High-Degree Polynomial Approximations for Solving Linear Integral, Integro-Differential, and Ordinary Differential Equations
Vladimir Kryzhniy
TL;DR
The paper develops a universal numerical scheme that solves linear equations combining differentiation and integration, including integro-differential and initial/boundary value problems, by representing the solution $y(x)$ as a high-degree piecewise-polynomial on $[\alpha,\beta]$ and recasting the problem as a least-squares minimization. It provides a cohesive framework to discretize derivatives and integral terms with matrices ($Y$, $Y'$, $Y''$, $M$, $V$) and to incorporate initial/boundary constraints, giving a reduced system $\tilde{A}\tilde{c}=\tilde{\phi}$ solved by $\min_{\tilde{c}}||\tilde{A}\tilde{c}-\tilde{\phi}||^2$. For ill-posed first-kind problems, regularization via Tikhonov terms $\min\{||M\hat{y}-\hat{\phi}||^2+\lambda||L\hat{y}||^2\}$ (with $\hat{y}_{\lambda}=(M^T M + \lambda L^T L)^{-1} M^T \hat{\phi}$) or its polynomial-coefficient analogue improves stability, with parameter selection guided by generalized cross-validation and related criteria.

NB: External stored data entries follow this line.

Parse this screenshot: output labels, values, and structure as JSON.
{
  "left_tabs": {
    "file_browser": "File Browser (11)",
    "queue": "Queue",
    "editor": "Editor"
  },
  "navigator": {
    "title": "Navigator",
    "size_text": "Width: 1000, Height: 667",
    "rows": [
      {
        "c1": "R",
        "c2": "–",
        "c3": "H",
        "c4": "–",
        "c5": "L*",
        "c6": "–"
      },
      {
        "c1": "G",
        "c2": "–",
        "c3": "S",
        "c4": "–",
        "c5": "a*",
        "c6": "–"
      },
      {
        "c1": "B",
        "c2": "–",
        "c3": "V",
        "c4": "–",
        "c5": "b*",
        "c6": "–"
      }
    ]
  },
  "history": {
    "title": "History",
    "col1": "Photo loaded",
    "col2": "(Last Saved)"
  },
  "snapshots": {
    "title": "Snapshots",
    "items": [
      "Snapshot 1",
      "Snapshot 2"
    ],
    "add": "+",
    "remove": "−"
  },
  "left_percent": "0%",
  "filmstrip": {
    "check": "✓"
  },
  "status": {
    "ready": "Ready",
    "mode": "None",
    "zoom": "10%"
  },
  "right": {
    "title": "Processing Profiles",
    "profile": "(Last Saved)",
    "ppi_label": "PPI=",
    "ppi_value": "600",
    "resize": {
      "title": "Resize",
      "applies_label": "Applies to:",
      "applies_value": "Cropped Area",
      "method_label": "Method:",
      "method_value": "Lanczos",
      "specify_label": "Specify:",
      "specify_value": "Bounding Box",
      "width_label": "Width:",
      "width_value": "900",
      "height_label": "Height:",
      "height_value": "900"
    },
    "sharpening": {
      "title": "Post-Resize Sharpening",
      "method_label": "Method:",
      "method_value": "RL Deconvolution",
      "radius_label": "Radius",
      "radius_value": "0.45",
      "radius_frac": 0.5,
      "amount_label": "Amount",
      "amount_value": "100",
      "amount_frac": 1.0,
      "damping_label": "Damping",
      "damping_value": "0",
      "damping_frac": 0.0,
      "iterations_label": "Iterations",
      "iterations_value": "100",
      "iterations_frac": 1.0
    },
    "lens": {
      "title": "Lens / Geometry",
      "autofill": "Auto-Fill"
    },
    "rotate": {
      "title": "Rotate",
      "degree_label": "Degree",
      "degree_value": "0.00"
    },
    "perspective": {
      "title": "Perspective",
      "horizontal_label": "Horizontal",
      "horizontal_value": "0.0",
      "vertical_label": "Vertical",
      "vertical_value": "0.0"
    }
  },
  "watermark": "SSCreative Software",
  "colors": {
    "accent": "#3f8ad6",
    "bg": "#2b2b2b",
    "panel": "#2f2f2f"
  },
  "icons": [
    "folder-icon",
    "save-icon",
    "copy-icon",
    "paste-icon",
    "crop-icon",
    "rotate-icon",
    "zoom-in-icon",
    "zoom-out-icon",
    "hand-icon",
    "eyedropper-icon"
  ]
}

The framework is demonstrated on well-posed ODEs, IDEs, and second-kind integral equations, and on ill-posed first-kind problems (including Volterra, Fredholm, Abel-type, and Laplace-transform inversion), showing accurate reconstructions under noise and suppression of Runge-type oscillations via stabilizing operators. Overall, the method offers a flexible, generalizable approach for discretizing and regularizing linear equations across a broad spectrum of differential and integral problems.
Abstract
This paper presents a universal numerical scheme tailored for tackling linear integral, integro-differential, and both initial and boundary value problems of ordinary differential equations. The numerical scheme is readily adapted for resolving ill-posed problems. Central to our approach is high-degree piecewise-polynomial approximation to the exact solution. We illustrate the accuracy and stability of our numerical solutions in the presence of noise through illustrative examples. Additionally, we demonstrate that proposed regularization being applied to high-degree interpolation, effectively eliminates Runge's phenomenon.